Stopped / Lens (mm): 18 / ISO: 6400 /
Aperture: 3.5 / Shutter: 1/200
Aperture is how much light the camera lets in by changing the opening of the lens. It is measured in fractions of a diameter. A smaller number as a denominator, like f1/2.8 or f1/3.5, is a larger opening that will allow more light in. This will also have a narrower depth of field, meaning that subjects nearby will be in focus and the background will be blurred. A larger number in the denominator, like 1/32, is a small opening that will allow less light in. This will provide a wider depth of field, which means that both the subjects and background will be in focus. 
These three controls work together in order to adjust the overall light intake of the camera. You can assess if your photo will be properly lit by paying attention to the meter in your camera.
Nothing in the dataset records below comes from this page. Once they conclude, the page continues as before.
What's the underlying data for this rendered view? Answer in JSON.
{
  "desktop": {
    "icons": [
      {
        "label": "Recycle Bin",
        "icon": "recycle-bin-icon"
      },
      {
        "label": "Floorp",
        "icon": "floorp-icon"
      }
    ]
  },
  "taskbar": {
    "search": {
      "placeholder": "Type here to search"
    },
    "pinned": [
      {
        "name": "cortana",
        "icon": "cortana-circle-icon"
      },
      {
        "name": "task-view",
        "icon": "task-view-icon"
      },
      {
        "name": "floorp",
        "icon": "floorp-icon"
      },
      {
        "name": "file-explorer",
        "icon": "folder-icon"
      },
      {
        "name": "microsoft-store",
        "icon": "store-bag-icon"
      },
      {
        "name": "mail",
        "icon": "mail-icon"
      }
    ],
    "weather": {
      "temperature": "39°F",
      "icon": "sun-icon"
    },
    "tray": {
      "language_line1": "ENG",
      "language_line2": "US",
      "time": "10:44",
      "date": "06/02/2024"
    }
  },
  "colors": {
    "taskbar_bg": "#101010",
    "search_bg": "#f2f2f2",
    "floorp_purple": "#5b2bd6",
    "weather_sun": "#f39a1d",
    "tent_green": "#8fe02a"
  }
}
This can be seen through the viewfinder. The best way to meter is to find something to meter off of in the environment that you are shooting photos that is as close to 18% gray as possible — not light, but not dark, either. You should aim to get as close to 0 as possible on the meter. It is better to use the available light rather than artificial light, like a flash. 
Reciprocity is when you adjust one setting, you must adjust another in an equal number of stops in the opposite direction in order to retain the light meter that is desired. For example, say that you take a photo at ISO 400, with an aperture of f4, and a shutter speed of 1/60. If you wanted a shutter speed of 1/25, that is 4 lower stops away. You would then have to change to aperture to go up four stops, to f6.3. Keeping the changes equal will allow the amount of light that the camera takes in to stay the same, so that you do not have to re-meter every time you take a photo. 
By knowing what camera controls are and understanding how to change them for your surroundings, you will know how to take properly lit photos.